Tour de l'âne à la Barbacane

"Autrefois, avant la mise en route de ce défilé, les hommes mariés exécutaient une danse particulière, dite des "gabels" (des sarments). Ils avaient confectionné des petits fagots et poussaient l'âne vers la piste de danse du pré-haut. Les enfants qui les précédaient criaient alors : "Aïci los gabels ! Aïci los gabels !" (voici les sarments). C'était un avertissement aux danseurs. Les hommes mariés poursuivaient les jeunes gens et les frappaient de leurs sarments, la place nette, la musique prenait un air à l'usage exclusif des mariés. Les jeunes essayaient de s'introduire clandestinement, mais certains, qui ne dansaient pas faisaient bonne garde, chassant impitoyablement les intrus, on appelait cela la "scena dels labels" (la scène des sarments). Après quoi on formait le cortège.

Le cortège

L'itinéraire allait dans le sens inverse des aiguilles d'une montre : Pré-haut, rue Cros-Mayrevieille, Grand puits, Basilique Saint-Nazaire, rue du plô, école, petit puits, place Marcou, Château comtal, place Marcou. Sur le parcours,  dans le public les touristes sont les victimes... Dans la langue occitane, on les interpelle tout en les arrosant d'eau avec un atomiseur agricole. 

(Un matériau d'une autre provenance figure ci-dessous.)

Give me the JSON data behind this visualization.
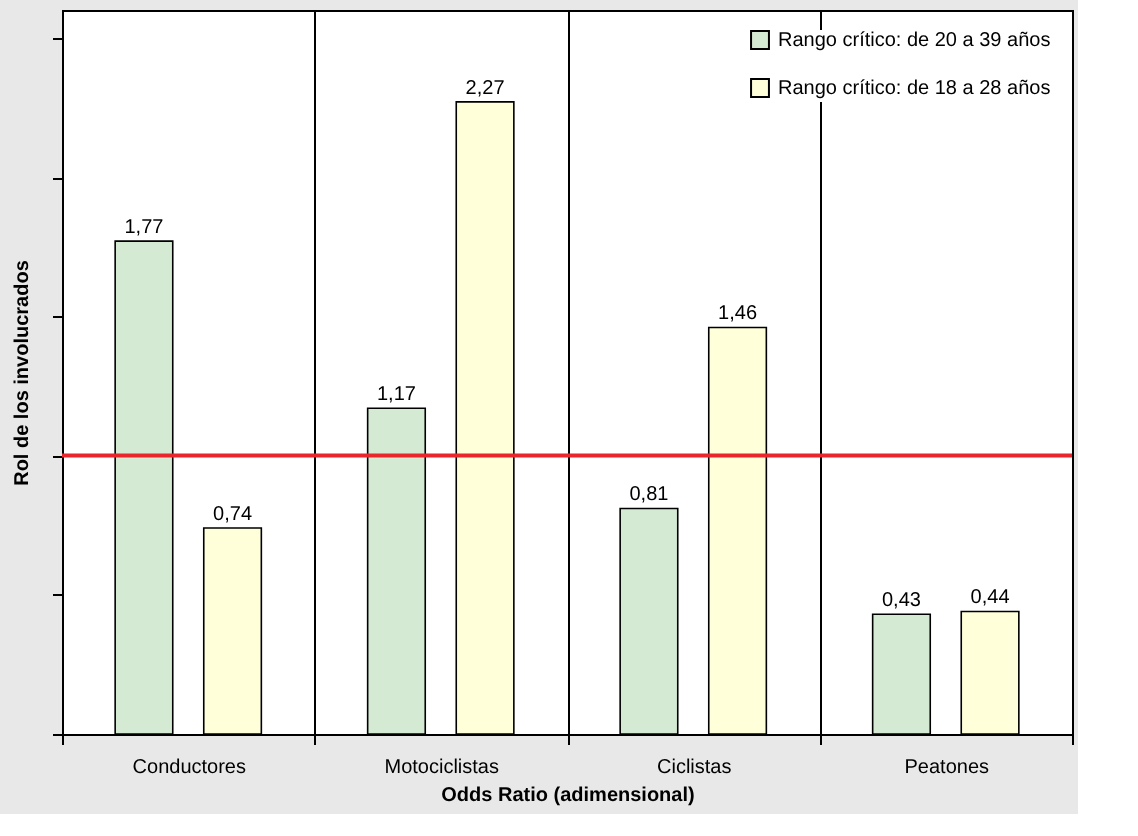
{
  "chart_data": {
    "type": "bar",
    "xlabel": "Odds Ratio (adimensional)",
    "ylabel": "Rol de los involucrados",
    "categories": [
      "Conductores",
      "Motociclistas",
      "Ciclistas",
      "Peatones"
    ],
    "series": [
      {
        "name": "Rango crítico: de 20 a 39 años",
        "color": "#d5ead3",
        "values": [
          1.77,
          1.17,
          0.81,
          0.43
        ],
        "value_labels": [
          "1,77",
          "1,17",
          "0,81",
          "0,43"
        ]
      },
      {
        "name": "Rango crítico: de 18 a 28 años",
        "color": "#ffffda",
        "values": [
          0.74,
          2.27,
          1.46,
          0.44
        ],
        "value_labels": [
          "0,74",
          "2,27",
          "1,46",
          "0,44"
        ]
      }
    ],
    "ylim": [
      0,
      2.6
    ],
    "yticks": [
      {
        "value": 0,
        "label": null
      },
      {
        "value": 0.5,
        "label": null
      },
      {
        "value": 1,
        "label": null
      },
      {
        "value": 1.5,
        "label": null
      },
      {
        "value": 2,
        "label": null
      },
      {
        "value": 2.5,
        "label": null
      }
    ],
    "tick_labels": "x",
    "grid": "x",
    "legend": "top right",
    "ref_lines": [
      {
        "axis": "y",
        "value": 1,
        "color": "#e8262b"
      }
    ]
  }
}
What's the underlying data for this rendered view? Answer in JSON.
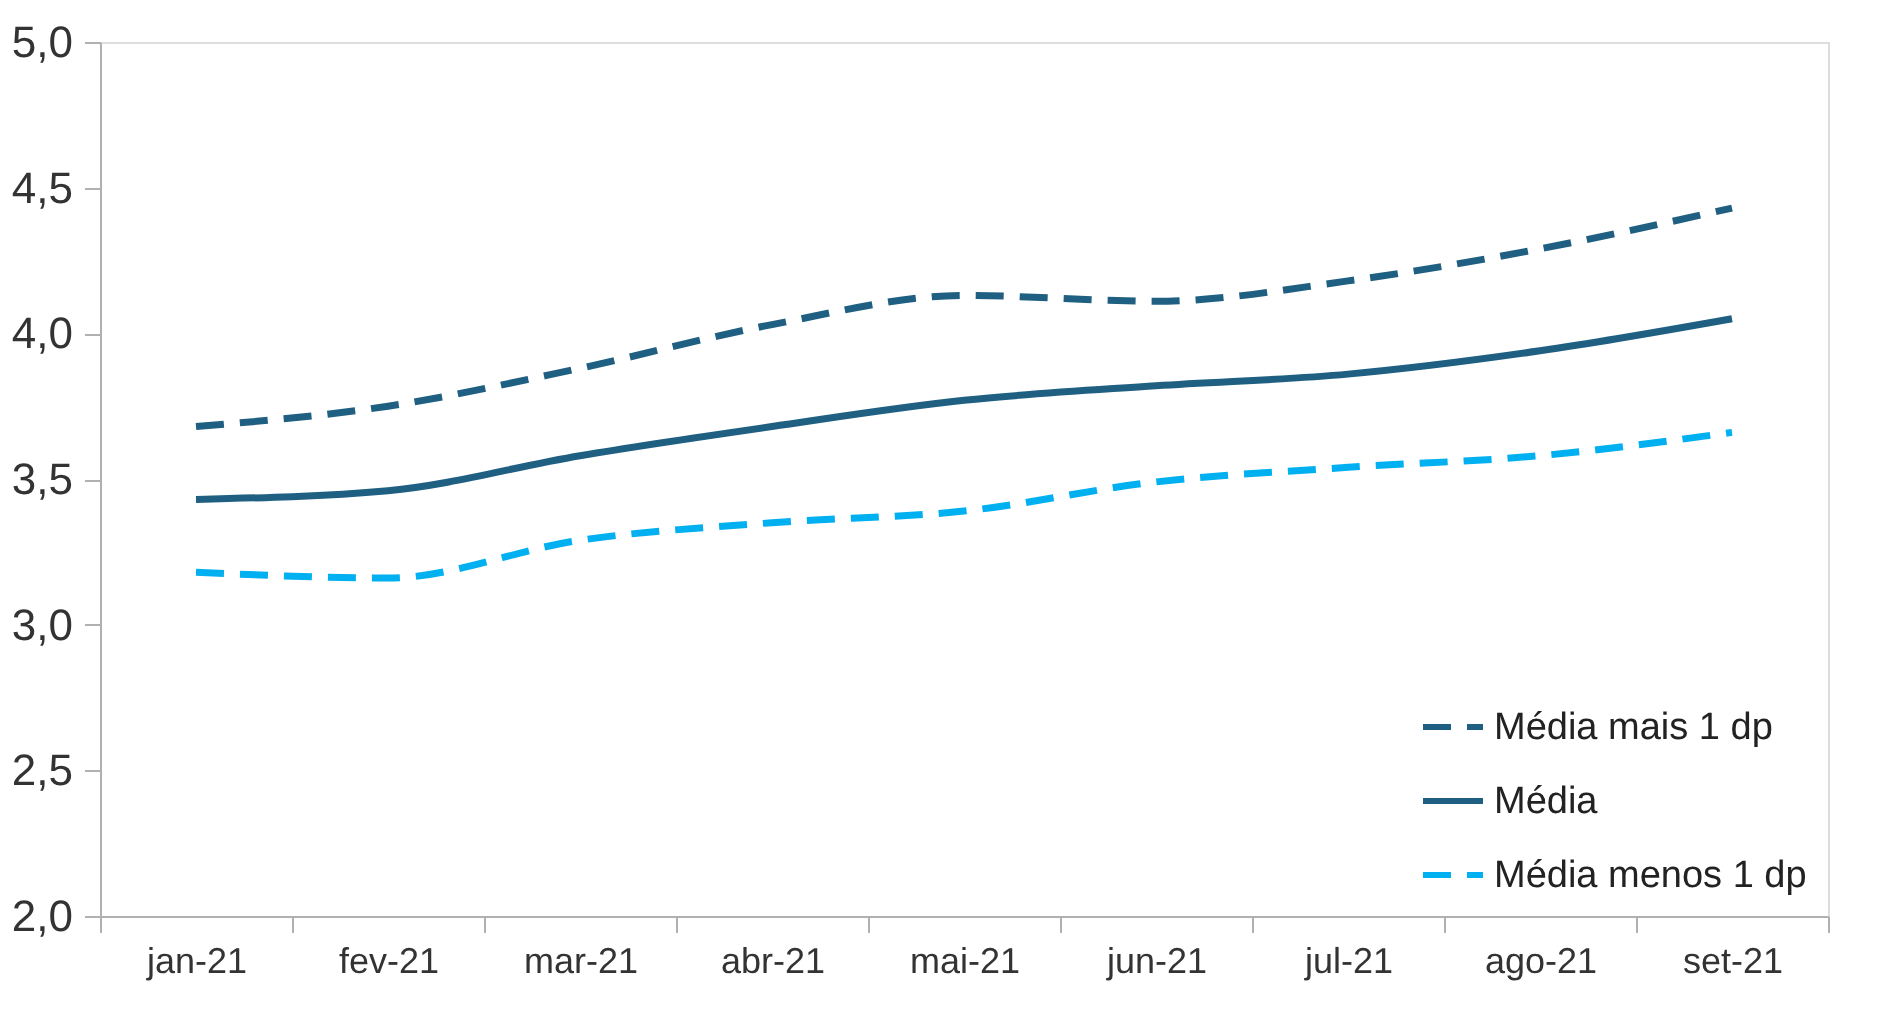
{
  "chart_data": {
    "type": "line",
    "categories": [
      "jan-21",
      "fev-21",
      "mar-21",
      "abr-21",
      "mai-21",
      "jun-21",
      "jul-21",
      "ago-21",
      "set-21"
    ],
    "series": [
      {
        "name": "Média mais 1 dp",
        "color": "#1f5f82",
        "line_style": "dashed",
        "values": [
          3.68,
          3.75,
          3.88,
          4.03,
          4.13,
          4.11,
          4.18,
          4.29,
          4.43
        ]
      },
      {
        "name": "Média",
        "color": "#1f5f82",
        "line_style": "solid",
        "values": [
          3.43,
          3.46,
          3.58,
          3.68,
          3.77,
          3.82,
          3.86,
          3.94,
          4.05
        ]
      },
      {
        "name": "Média menos 1 dp",
        "color": "#00b0f0",
        "line_style": "dashed",
        "values": [
          3.18,
          3.16,
          3.29,
          3.35,
          3.39,
          3.49,
          3.54,
          3.58,
          3.66
        ]
      }
    ],
    "ylim": [
      2.0,
      5.0
    ],
    "yticks": [
      {
        "value": 2.0,
        "label": "2,0"
      },
      {
        "value": 2.5,
        "label": "2,5"
      },
      {
        "value": 3.0,
        "label": "3,0"
      },
      {
        "value": 3.5,
        "label": "3,5"
      },
      {
        "value": 4.0,
        "label": "4,0"
      },
      {
        "value": 4.5,
        "label": "4,5"
      },
      {
        "value": 5.0,
        "label": "5,0"
      }
    ],
    "grid": false,
    "legend": "bottom right",
    "marker": "none"
  }
}
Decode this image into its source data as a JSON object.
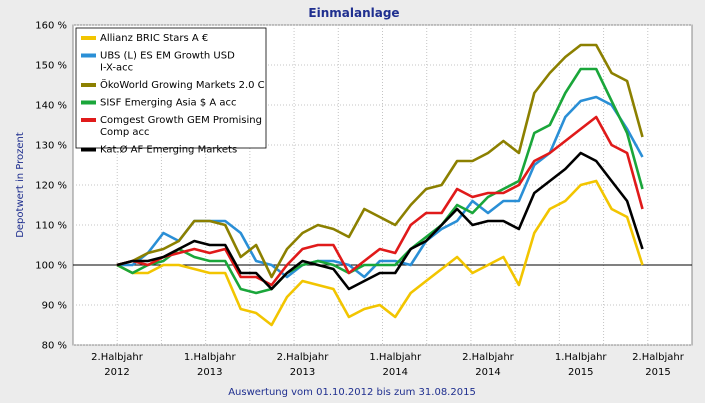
{
  "chart_data": {
    "type": "line",
    "title": "Einmalanlage",
    "ylabel": "Depotwert in Prozent",
    "xlabel": "Auswertung vom 01.10.2012 bis zum 31.08.2015",
    "ylim": [
      80,
      160
    ],
    "yticks": [
      "80 %",
      "90 %",
      "100 %",
      "110 %",
      "120 %",
      "130 %",
      "140 %",
      "150 %",
      "160 %"
    ],
    "ytick_values": [
      80,
      90,
      100,
      110,
      120,
      130,
      140,
      150,
      160
    ],
    "xlim": [
      0,
      35
    ],
    "xtick_labels": [
      {
        "line1": "2.Halbjahr",
        "line2": "2012",
        "pos": 0
      },
      {
        "line1": "1.Halbjahr",
        "line2": "2013",
        "pos": 6
      },
      {
        "line1": "2.Halbjahr",
        "line2": "2013",
        "pos": 12
      },
      {
        "line1": "1.Halbjahr",
        "line2": "2014",
        "pos": 18
      },
      {
        "line1": "2.Halbjahr",
        "line2": "2014",
        "pos": 24
      },
      {
        "line1": "1.Halbjahr",
        "line2": "2015",
        "pos": 30
      },
      {
        "line1": "2.Halbjahr",
        "line2": "2015",
        "pos": 35
      }
    ],
    "reference_line": 100,
    "grid": true,
    "legend_position": "top-left",
    "series": [
      {
        "name": "Allianz BRIC Stars A €",
        "color": "#f2c500",
        "values": [
          100,
          98,
          98,
          100,
          100,
          99,
          98,
          98,
          89,
          88,
          85,
          92,
          96,
          95,
          94,
          87,
          89,
          90,
          87,
          93,
          96,
          99,
          102,
          98,
          100,
          102,
          95,
          108,
          114,
          116,
          120,
          121,
          114,
          112,
          100
        ]
      },
      {
        "name": "UBS (L) ES EM Growth USD I-X-acc",
        "color": "#2a8fd6",
        "values": [
          100,
          100,
          103,
          108,
          106,
          111,
          111,
          111,
          108,
          101,
          100,
          97,
          100,
          101,
          101,
          100,
          97,
          101,
          101,
          100,
          106,
          109,
          111,
          116,
          113,
          116,
          116,
          125,
          128,
          137,
          141,
          142,
          140,
          134,
          127
        ]
      },
      {
        "name": "ÖkoWorld Growing Markets 2.0 C",
        "color": "#8c8000",
        "values": [
          100,
          101,
          103,
          104,
          106,
          111,
          111,
          110,
          102,
          105,
          97,
          104,
          108,
          110,
          109,
          107,
          114,
          112,
          110,
          115,
          119,
          120,
          126,
          126,
          128,
          131,
          128,
          143,
          148,
          152,
          155,
          155,
          148,
          146,
          132
        ]
      },
      {
        "name": "SISF Emerging Asia $ A acc",
        "color": "#1aa63a",
        "values": [
          100,
          98,
          100,
          101,
          104,
          102,
          101,
          101,
          94,
          93,
          94,
          98,
          100,
          101,
          100,
          98,
          100,
          100,
          100,
          104,
          107,
          110,
          115,
          113,
          117,
          119,
          121,
          133,
          135,
          143,
          149,
          149,
          141,
          133,
          119
        ]
      },
      {
        "name": "Comgest Growth GEM Promising Comp acc",
        "color": "#e01a1a",
        "values": [
          100,
          101,
          100,
          102,
          103,
          104,
          103,
          104,
          97,
          97,
          95,
          100,
          104,
          105,
          105,
          98,
          101,
          104,
          103,
          110,
          113,
          113,
          119,
          117,
          118,
          118,
          120,
          126,
          128,
          131,
          134,
          137,
          130,
          128,
          114
        ]
      },
      {
        "name": "Kat.Ø AF Emerging Markets",
        "color": "#000000",
        "values": [
          100,
          101,
          101,
          102,
          104,
          106,
          105,
          105,
          98,
          98,
          94,
          98,
          101,
          100,
          99,
          94,
          96,
          98,
          98,
          104,
          106,
          110,
          114,
          110,
          111,
          111,
          109,
          118,
          121,
          124,
          128,
          126,
          121,
          116,
          104
        ]
      }
    ]
  }
}
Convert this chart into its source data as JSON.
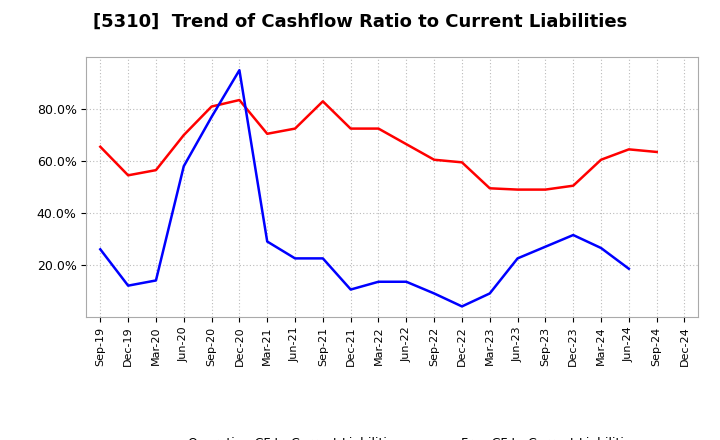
{
  "title": "[5310]  Trend of Cashflow Ratio to Current Liabilities",
  "x_labels": [
    "Sep-19",
    "Dec-19",
    "Mar-20",
    "Jun-20",
    "Sep-20",
    "Dec-20",
    "Mar-21",
    "Jun-21",
    "Sep-21",
    "Dec-21",
    "Mar-22",
    "Jun-22",
    "Sep-22",
    "Dec-22",
    "Mar-23",
    "Jun-23",
    "Sep-23",
    "Dec-23",
    "Mar-24",
    "Jun-24",
    "Sep-24",
    "Dec-24"
  ],
  "operating_cf": [
    0.655,
    0.545,
    0.565,
    0.7,
    0.81,
    0.835,
    0.705,
    0.725,
    0.83,
    0.725,
    0.725,
    0.665,
    0.605,
    0.595,
    0.495,
    0.49,
    0.49,
    0.505,
    0.605,
    0.645,
    0.635,
    null
  ],
  "free_cf": [
    0.26,
    0.12,
    0.14,
    0.58,
    0.77,
    0.95,
    0.29,
    0.225,
    0.225,
    0.105,
    0.135,
    0.135,
    0.09,
    0.04,
    0.09,
    0.225,
    0.27,
    0.315,
    0.265,
    0.185,
    null,
    null
  ],
  "operating_color": "#FF0000",
  "free_color": "#0000FF",
  "ylim": [
    0.0,
    1.0
  ],
  "yticks": [
    0.2,
    0.4,
    0.6,
    0.8
  ],
  "ytick_labels": [
    "20.0%",
    "40.0%",
    "60.0%",
    "80.0%"
  ],
  "background_color": "#FFFFFF",
  "grid_color": "#AAAAAA",
  "title_fontsize": 13,
  "legend_fontsize": 9,
  "tick_fontsize": 8
}
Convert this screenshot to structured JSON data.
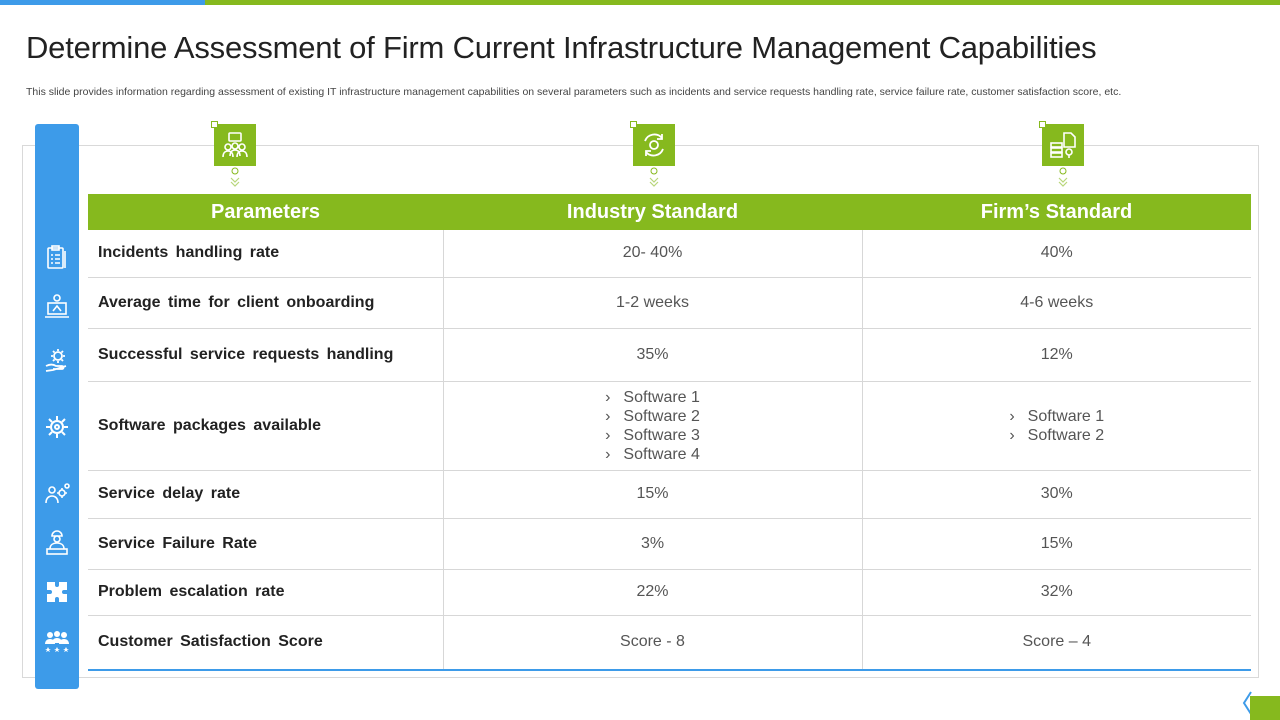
{
  "slide": {
    "title": "Determine Assessment of Firm Current Infrastructure Management Capabilities",
    "subtitle": "This slide provides information regarding assessment of existing  IT infrastructure management capabilities on several parameters such as incidents and service requests handling rate, service failure rate, customer satisfaction score, etc."
  },
  "colors": {
    "green": "#86b91e",
    "blue": "#3d9be9"
  },
  "column_icons": [
    "team-network-icon",
    "refresh-gear-icon",
    "server-document-icon"
  ],
  "side_icons": [
    "clipboard-checklist-icon",
    "computer-user-icon",
    "gear-hand-icon",
    "gear-cog-icon",
    "person-gears-icon",
    "worker-desk-icon",
    "puzzle-icon",
    "customer-group-icon"
  ],
  "table": {
    "headers": [
      "Parameters",
      "Industry Standard",
      "Firm’s Standard"
    ],
    "rows": [
      {
        "param": "Incidents  handling  rate",
        "industry": "20- 40%",
        "firm": "40%"
      },
      {
        "param": "Average  time  for  client  onboarding",
        "industry": "1-2 weeks",
        "firm": "4-6 weeks"
      },
      {
        "param": "Successful  service  requests  handling",
        "industry": "35%",
        "firm": "12%"
      },
      {
        "param": "Software  packages  available",
        "industry_list": [
          "Software 1",
          "Software 2",
          "Software 3",
          "Software 4"
        ],
        "firm_list": [
          "Software 1",
          "Software 2"
        ]
      },
      {
        "param": "Service  delay  rate",
        "industry": "15%",
        "firm": "30%"
      },
      {
        "param": "Service  Failure  Rate",
        "industry": "3%",
        "firm": "15%"
      },
      {
        "param": "Problem  escalation  rate",
        "industry": "22%",
        "firm": "32%"
      },
      {
        "param": "Customer  Satisfaction  Score",
        "industry": "Score - 8",
        "firm": "Score – 4"
      }
    ]
  }
}
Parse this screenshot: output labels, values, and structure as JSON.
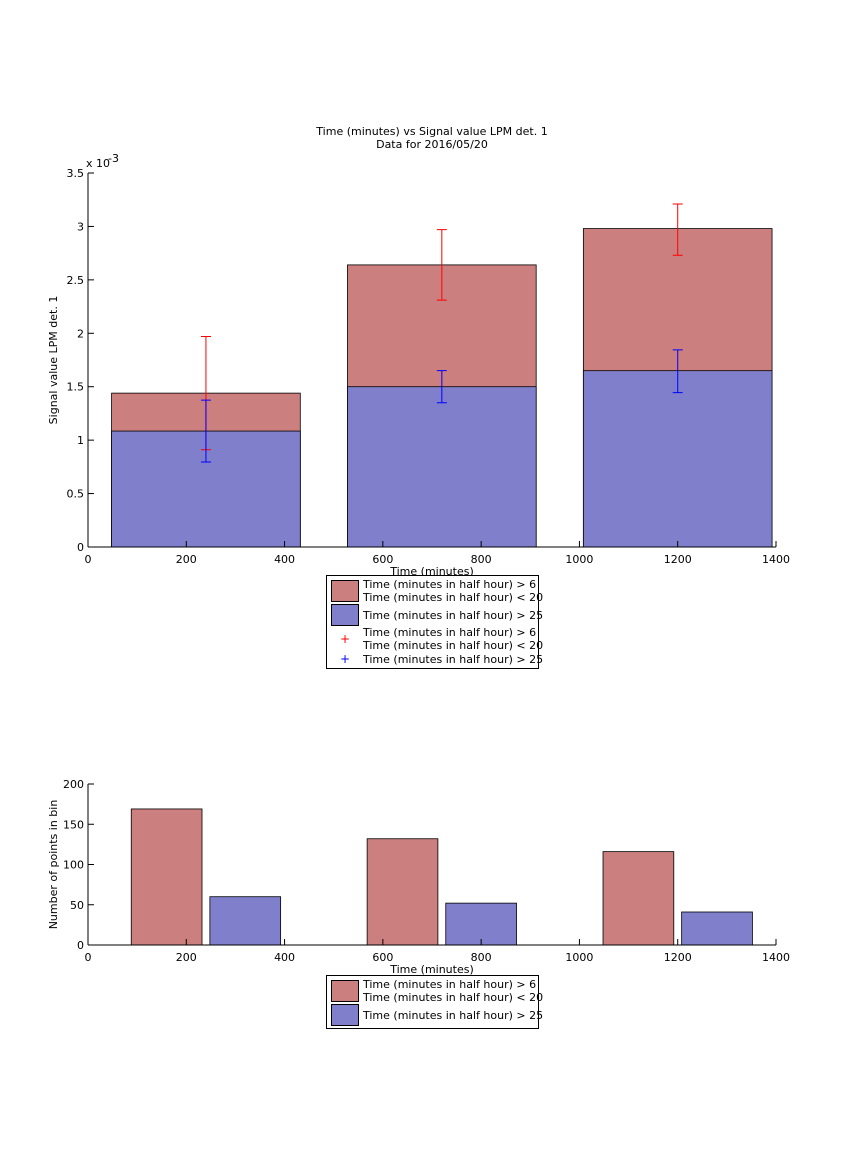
{
  "chart_data": [
    {
      "type": "bar",
      "barmode": "overlay",
      "title": "Time (minutes) vs Signal value LPM det. 1",
      "subtitle": "Data for 2016/05/20",
      "xlabel": "Time (minutes)",
      "ylabel": "Signal value LPM det. 1",
      "yscale_label": {
        "base": "x 10",
        "exponent": "-3"
      },
      "x": [
        240,
        720,
        1200
      ],
      "bar_width": 384,
      "xlim": [
        0,
        1400
      ],
      "xticks": [
        0,
        200,
        400,
        600,
        800,
        1000,
        1200,
        1400
      ],
      "ylim": [
        0,
        3.5
      ],
      "yticks": [
        0,
        0.5,
        1,
        1.5,
        2,
        2.5,
        3,
        3.5
      ],
      "series": [
        {
          "name": "Time (minutes in half hour) > 6\nTime (minutes in half hour) < 20",
          "color": "#cc7f7f",
          "values": [
            1.44,
            2.64,
            2.98
          ]
        },
        {
          "name": "Time (minutes in half hour) > 25",
          "color": "#7f7fcc",
          "values": [
            1.085,
            1.5,
            1.65
          ]
        }
      ],
      "errorbar_series": [
        {
          "name": "Time (minutes in half hour) > 6\nTime (minutes in half hour) < 20",
          "color": "#ff0000",
          "marker": "+",
          "values": [
            1.44,
            2.64,
            2.97
          ],
          "errors": [
            0.53,
            0.33,
            0.24
          ]
        },
        {
          "name": "Time (minutes in half hour) > 25",
          "color": "#0000ff",
          "marker": "+",
          "values": [
            1.085,
            1.5,
            1.645
          ],
          "errors": [
            0.29,
            0.15,
            0.2
          ]
        }
      ]
    },
    {
      "type": "bar",
      "barmode": "grouped",
      "xlabel": "Time (minutes)",
      "ylabel": "Number of points in bin",
      "x": [
        240,
        720,
        1200
      ],
      "bar_width": 144,
      "group_offset": 80,
      "xlim": [
        0,
        1400
      ],
      "xticks": [
        0,
        200,
        400,
        600,
        800,
        1000,
        1200,
        1400
      ],
      "ylim": [
        0,
        200
      ],
      "yticks": [
        0,
        50,
        100,
        150,
        200
      ],
      "series": [
        {
          "name": "Time (minutes in half hour) > 6\nTime (minutes in half hour) < 20",
          "color": "#cc7f7f",
          "values": [
            169,
            132,
            116
          ]
        },
        {
          "name": "Time (minutes in half hour) > 25",
          "color": "#7f7fcc",
          "values": [
            60,
            52,
            41
          ]
        }
      ]
    }
  ]
}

"Une fois un jeune avait fait pourrir un camembert et en offrait à des Américains, qui, devant ce geste généreux et fraternel, se croyaient obligés de paraître enchantés."

A la basilique St-Nazaire, des jeunes montèrent sur le toit et déversèrent de l'eau dans les gargouilles pour surprendre les touristes. A l'école, on faisait une pause pour se rafraîchir alors que place Marcou, une farandole s'organisait. Toute les trois mesures, on s'accroupissait en remontant verticalement plusieurs fois en chantant :

Jules est Hercule

Sébastien musicien

Papa somnambule 

Maman ne fait rien...

Une fois le Tour de l'âne terminé, le bal débutait au pré-haut et se terminait par un Buffoli.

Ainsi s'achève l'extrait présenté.